Evangelische Gottesdienste finden in Klubräumen statt, die Seelsorge ist ein Schwerpunkt - in der Fremde bietet die Gemeinde Halt.

Fast ein Jahr ist es her. Verabschiedung in Kiel, Verabschiedung von Kollegen, Freunden und Angehörigen. Das Ziel war für mich Shanghai. Ich arbeite hier in einer deutschen Firma als Managementtrainer und Pastor der deutschen ökumenischen Gemeinde in Shanghai. Es ist die einzige ökumenische Auslandsgemeinde der EKD und der Bischofskonferenz. Hier betreue ich eine Gemeinde der sogenannten "Expats", der Expatriates, der Deutschsprachigen aus Deutschland, Österreich und der Schweiz. Es sind mehr als 8000 in dieser 20-Millionen-Metropole.

Es ist also keine alte Einwanderergemeinde wie in Australien oder Brasilien, es sind keine "Aussteiger" wie in Thailand oder auf Bali, sondern Männer und Frauen in guten Positionen, die für zwei bis vier Jahre in Shanghai arbeiten und leben. Oft sind sie mit ihrer Familie hier.
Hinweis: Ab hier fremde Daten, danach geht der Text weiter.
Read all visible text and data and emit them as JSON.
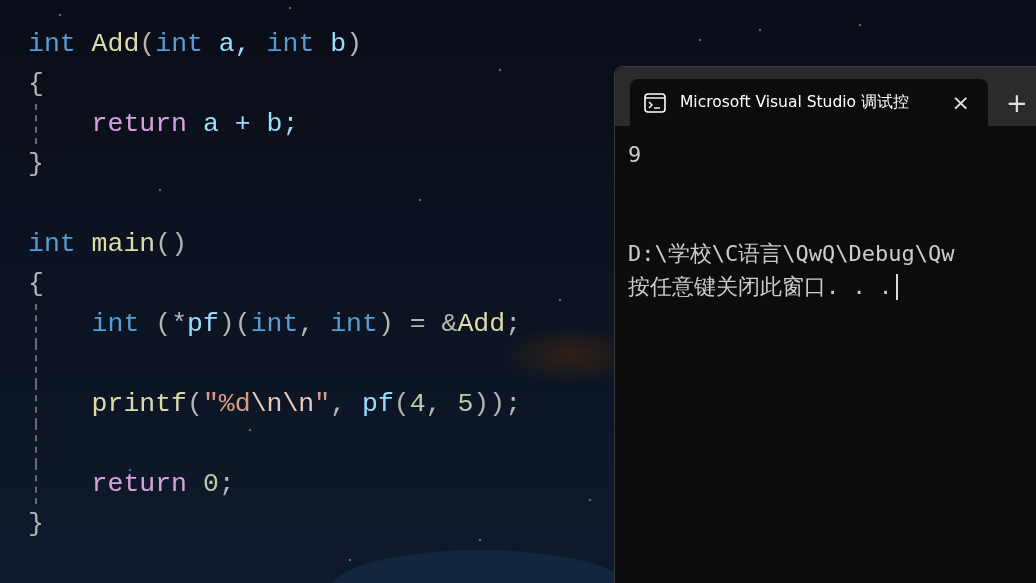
{
  "editor": {
    "lines": [
      {
        "guide": false,
        "tokens": [
          {
            "text": "int",
            "kind": "keyword"
          },
          {
            "text": " Add",
            "kind": "function"
          },
          {
            "text": "(",
            "kind": "punct"
          },
          {
            "text": "int",
            "kind": "keyword"
          },
          {
            "text": " a, ",
            "kind": "param"
          },
          {
            "text": "int",
            "kind": "keyword"
          },
          {
            "text": " b",
            "kind": "param"
          },
          {
            "text": ")",
            "kind": "punct"
          }
        ]
      },
      {
        "guide": false,
        "tokens": [
          {
            "text": "{",
            "kind": "punct"
          }
        ]
      },
      {
        "guide": true,
        "tokens": [
          {
            "text": "    return",
            "kind": "control"
          },
          {
            "text": " a + b;",
            "kind": "param"
          }
        ]
      },
      {
        "guide": false,
        "tokens": [
          {
            "text": "}",
            "kind": "punct"
          }
        ]
      },
      {
        "guide": false
      },
      {
        "guide": false,
        "tokens": [
          {
            "text": "int",
            "kind": "keyword"
          },
          {
            "text": " main",
            "kind": "function"
          },
          {
            "text": "()",
            "kind": "punct"
          }
        ]
      },
      {
        "guide": false,
        "tokens": [
          {
            "text": "{",
            "kind": "punct"
          }
        ]
      },
      {
        "guide": true,
        "tokens": [
          {
            "text": "    int",
            "kind": "keyword"
          },
          {
            "text": " (*",
            "kind": "punct"
          },
          {
            "text": "pf",
            "kind": "param"
          },
          {
            "text": ")(",
            "kind": "punct"
          },
          {
            "text": "int",
            "kind": "keyword"
          },
          {
            "text": ", ",
            "kind": "punct"
          },
          {
            "text": "int",
            "kind": "keyword"
          },
          {
            "text": ") = &",
            "kind": "punct"
          },
          {
            "text": "Add",
            "kind": "function"
          },
          {
            "text": ";",
            "kind": "punct"
          }
        ]
      },
      {
        "guide": true
      },
      {
        "guide": true,
        "tokens": [
          {
            "text": "    printf",
            "kind": "function"
          },
          {
            "text": "(",
            "kind": "punct"
          },
          {
            "text": "\"%d",
            "kind": "string"
          },
          {
            "text": "\\n\\n",
            "kind": "escape"
          },
          {
            "text": "\"",
            "kind": "string"
          },
          {
            "text": ", ",
            "kind": "punct"
          },
          {
            "text": "pf",
            "kind": "param"
          },
          {
            "text": "(",
            "kind": "punct"
          },
          {
            "text": "4",
            "kind": "number"
          },
          {
            "text": ", ",
            "kind": "punct"
          },
          {
            "text": "5",
            "kind": "number"
          },
          {
            "text": "));",
            "kind": "punct"
          }
        ]
      },
      {
        "guide": true
      },
      {
        "guide": true,
        "tokens": [
          {
            "text": "    return",
            "kind": "control"
          },
          {
            "text": " 0",
            "kind": "number"
          },
          {
            "text": ";",
            "kind": "punct"
          }
        ]
      },
      {
        "guide": false,
        "tokens": [
          {
            "text": "}",
            "kind": "punct"
          }
        ]
      }
    ]
  },
  "terminal": {
    "tabs": [
      {
        "title": "Microsoft Visual Studio 调试控",
        "selected": true,
        "close": "×"
      }
    ],
    "new_tab": "+",
    "output": [
      {
        "kind": "text",
        "text": "9"
      },
      {
        "kind": "blank"
      },
      {
        "kind": "blank"
      },
      {
        "kind": "text",
        "text": "D:\\学校\\C语言\\QwQ\\Debug\\Qw"
      },
      {
        "kind": "text",
        "text": "按任意键关闭此窗口. . ."
      }
    ],
    "cursor": true
  }
}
Doch auch ihnen tut es gut, die bekannten christlichen Feste wahrzunehmen, andere Deutschsprechende zu treffen, denn in den internationalen Firmen spricht man englisch. Die heimische Tradition wird im Ausland wichtiger für die eigene Identität als zu Hause. Die Gottesdienste mit 100 Teilnehmern, der Heiligabend mit mehr als 600 Besuchern und ein Neujahrsempfang mit rund 150 fröhlichen Menschen, mit den Konsuln, einem Clown und selbst gemachter Musik zeugen von der Lebendigkeit der Gemeinde. Ebenso die 24 Konfirmanden und 20 Firmlinge.

Für einen Pastor ist das Gemeindeleben in Shanghai traumhaft. Keine vorherrschende Tradition, Evangelische und Katholische feiern zusammen Gottesdienst. Alle packen mit an, denn es ist "unsere Gemeinde" und nicht die Kirche, die eben von der Kirchensteuer bezahlt wird.

Religion scheint hier ebenso wie die Wirtschaft Konjunktur zu haben. Auch die chinesischen Kirchen wachsen. Religion hat eine besondere Funktion. Denn wir leben in einem wirklich säkularem Umfeld. Unsere Feiertage spielen hier keine Rolle, selbst der Sonntag ist weitgehend ein normaler Arbeitstag.

Da schmiedet die christliche Tradition ganz andere und engere Bündnisse. Trifft man auf chinesische Christen freut man sich und spricht über unterschiedliche Traditionen. Die Chinesischen Kirchen sind voll. Es gibt Gesangbücher, Bibeln und lange Predigten. Und alles auf Chinesisch natürlich. Da kommt mein "Taxi-Chinesisch" nicht mit.

Das Leben hier ist aufregend, doch diese Stadt strengt auch an: Trotz Hupverbots dröhnt ständig der Verkehrslärm, denn die Häuser sind nicht so isoliert gegen Lärm wie bei uns. Die U-Bahnen sind zu Stoßzeiten unglaublich voll, die Beziehungen zum chinesischen Volk sind dann besonders eng. Und natürlich ist die Luft nicht die Beste.

Der Druck auf die deutschen "Expats" ist groß: Kann ich meiner Aufgabe entsprechen? Schaff ich, was die Mutterfirma in Deutschland erwartet? Für mitgereiste Frauen (und Männer), die allein, ohne gewohntes Umfeld oder Job sind, kann der goldene Käfig grausam sein. Seelsorge, Familienberatung und Begleitung sind sehr gefragt.

Hier sind Predigten anders präsent und aktuell im fremden Kontext, da ist die Bibel ein Buch der Erkenntnis. Die Gemeinde ist ein wichtiger Faktor in dieser Stadt für die Deutschsprachigen, denn sie ist Interpret des Lebens in der Fremde, ein spiritueller Ort, Treffpunkt und Krafttankstelle. Einen Zugang zu einer Kirche gibt es nur für katholische Messen. Evangelische Gottesdienste finden in teils luxuriösen Klubhäusern statt.

Kirche in Shanghai heißt im wahrsten Sinne "Kirche Unterwegs". Eine große Plastikkiste von Ikea beinhaltet alles: Paramente, Abendmahlsgeschirr, Gesangbücher, Altarkerzen, Feuerzeug und Wein. Ohne engagierte Ehrenamtliche geht gar nichts.

Kirche reist zu den Menschen, und der Anspruch ist hoch, aber die Gemeinschaft ist wunderbar, und selbst ihr Dank ist hörbar und fühlbar.